Types of Schizophrenia


Schizophrenia is classified into five subtypes:

Paranoid

  • Characterized by persecutory or grandiose delusional thought content and delusional jealousy.
  • Stressmay worsen patient symptoms.
  • Experience frequent auditory hallucinations but lack symptoms of other subtypes like incoherence, loose associations, and affect problems.
  • Tend to be less severely disabled than other schizophrenics and are more responsive to treatments.

Disorganized

  • Marked by incoherent, disorganized speech and behaviors, and blunted or inappropriate affect.
  • Usually includes extreme social impairment.
  • Starts early and insidiously, with no significant remissions.

“Knowing that you’re crazy doesn’t make the crazy things stop happening.”
–Mark Vonnegut, The Eden Express: A Memoir of Insanity

Catatonic

  • A rare disease form characterized by fixed stupor or positions for long periods and periodically yielding to brief spurts of extreme excitement.
  • Increased potential for destructive, violent behaviors when agitated.
  • They remain mute and have refusal to move about or tend to personal needs.

Undifferentiated

  • Presence of schizophrenic symptoms such as delusions and hallucinations in patients who does not fall to the category of the other subtypes.

Residual

  • Muted form of the disease that stops short of recovery.
  • No prominent psychotic symptoms.
  • Has history of acute schizophrenic episodes and persistence of negative symptoms.

Diagnosis


The basis for diagnosing schizophrenia is formed by mental status examination, psychiatry history, and careful clinical observation.

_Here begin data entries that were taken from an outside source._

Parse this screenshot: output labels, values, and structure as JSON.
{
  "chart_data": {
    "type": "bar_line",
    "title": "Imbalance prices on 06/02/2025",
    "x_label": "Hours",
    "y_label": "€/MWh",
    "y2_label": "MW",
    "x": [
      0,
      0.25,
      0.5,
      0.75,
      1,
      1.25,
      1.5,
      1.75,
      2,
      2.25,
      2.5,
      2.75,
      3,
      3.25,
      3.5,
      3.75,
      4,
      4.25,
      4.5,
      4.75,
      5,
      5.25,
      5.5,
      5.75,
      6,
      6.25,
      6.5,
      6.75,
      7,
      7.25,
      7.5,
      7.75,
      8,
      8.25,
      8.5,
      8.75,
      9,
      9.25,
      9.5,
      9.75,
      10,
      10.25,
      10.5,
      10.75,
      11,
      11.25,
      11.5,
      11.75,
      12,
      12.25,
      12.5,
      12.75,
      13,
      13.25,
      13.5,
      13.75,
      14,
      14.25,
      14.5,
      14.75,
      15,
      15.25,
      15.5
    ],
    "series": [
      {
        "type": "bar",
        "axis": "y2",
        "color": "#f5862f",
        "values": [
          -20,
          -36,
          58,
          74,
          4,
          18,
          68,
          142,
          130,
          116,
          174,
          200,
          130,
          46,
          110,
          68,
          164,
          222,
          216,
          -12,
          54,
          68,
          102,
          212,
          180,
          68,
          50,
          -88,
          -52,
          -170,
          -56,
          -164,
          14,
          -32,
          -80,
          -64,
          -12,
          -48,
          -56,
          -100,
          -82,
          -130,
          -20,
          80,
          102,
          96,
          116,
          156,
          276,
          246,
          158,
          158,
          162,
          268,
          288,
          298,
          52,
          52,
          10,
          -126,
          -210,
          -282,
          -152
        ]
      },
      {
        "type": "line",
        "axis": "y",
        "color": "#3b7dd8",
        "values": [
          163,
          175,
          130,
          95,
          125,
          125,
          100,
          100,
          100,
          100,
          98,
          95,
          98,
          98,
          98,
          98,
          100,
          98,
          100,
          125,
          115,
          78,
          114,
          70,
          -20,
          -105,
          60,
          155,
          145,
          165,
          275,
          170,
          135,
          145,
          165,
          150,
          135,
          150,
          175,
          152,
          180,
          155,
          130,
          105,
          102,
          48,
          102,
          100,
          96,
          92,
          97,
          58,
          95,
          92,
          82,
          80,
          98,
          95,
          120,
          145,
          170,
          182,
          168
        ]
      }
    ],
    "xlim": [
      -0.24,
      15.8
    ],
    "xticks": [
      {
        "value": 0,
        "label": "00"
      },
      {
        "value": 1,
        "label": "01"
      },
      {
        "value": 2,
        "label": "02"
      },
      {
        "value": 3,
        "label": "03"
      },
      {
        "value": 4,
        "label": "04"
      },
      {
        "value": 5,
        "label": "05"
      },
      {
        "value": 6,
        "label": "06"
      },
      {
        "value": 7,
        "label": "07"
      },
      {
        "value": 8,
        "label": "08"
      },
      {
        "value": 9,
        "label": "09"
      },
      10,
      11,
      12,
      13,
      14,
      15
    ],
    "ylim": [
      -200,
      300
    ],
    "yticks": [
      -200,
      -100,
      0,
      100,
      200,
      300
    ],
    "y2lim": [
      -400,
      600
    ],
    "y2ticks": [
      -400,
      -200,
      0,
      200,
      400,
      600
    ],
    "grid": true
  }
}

  • Diagnostic test results. No definitive diagnostic tool for schizophrenia but certain tests like CT scan and MRI may be ordered to rule out disorders than can cause psychosis (e.g. vitamin deficiencies and enlarged ventricles).
  • Ventricular-brain ratio may find elevated VBR in schizophrenic patients. Brain scans reveal functional cerebral asymmetries in a reverse pattern.

Medical Management


Here’s how schizophrenia is medically managed:

  • Drug Therapy. Schizophrenia is mainly treated by antipsychotics (neuroleptic) drugs.
    • These prevent relapse of acute symptoms.
    • Psychotic symptoms must be present 12 to 24 months before patients receive their first medical treatment.
    • Examples of these drugs include the typical or conventional typical antipsychotic chlorpromazine (Thorazine) and the atypical
  • Electroconvulsive Therapy. Rarely used but is for patients with acute schizophrenia and those who can’t tolerate or don’t respond to medication. It is effective in reducing depressive and catatonic symptoms of schizophrenia.
  • Other treatments include compliance promotion programs, psychosocial treatment and rehabilitation, vocational counseling, supportive psychotherapy, and appropriate use of community resources.

Nursing Management


Here are the nursing responsibilities for taking care of patients with schizophrenia:

Nursing Assessment

  • Recognize schizophrenia. Note characteristic signs and symptoms of schizophrenia (e.g., speech abnormalities, thought distortions, poor social interactions).
  • Establish trust and rapport. Don’t tease or joke with patients. Expect that patient is going to put you through rigorous testing periods. Introduce yourself and explain your purpose.
  • Maximize level of functioning. Assess patient’s ability to carry out activities of daily living (ADLs).
  • Assess positive symptoms. Assess for command hallucinations; explore answers. Assess if the client has fragmented, poorly organized, well-organized, systematized, or extensive system of beliefs that are not supported by reality. Assess for pervasive suspiciousness about everyone and their actions (e.g., vigilant, blames others for consequences of own behavior, argumentative, threatening).
  • Assess negative symptoms. Assess for the negative symptoms of schizophrenia (as mentioned above).
  • Assess medical history. Assess if the client is on medications, what these are, and adherence to therapy.
  • Assess support system. Determine whether the family is well informed about the disease. Does the family understand the need for medication adherence?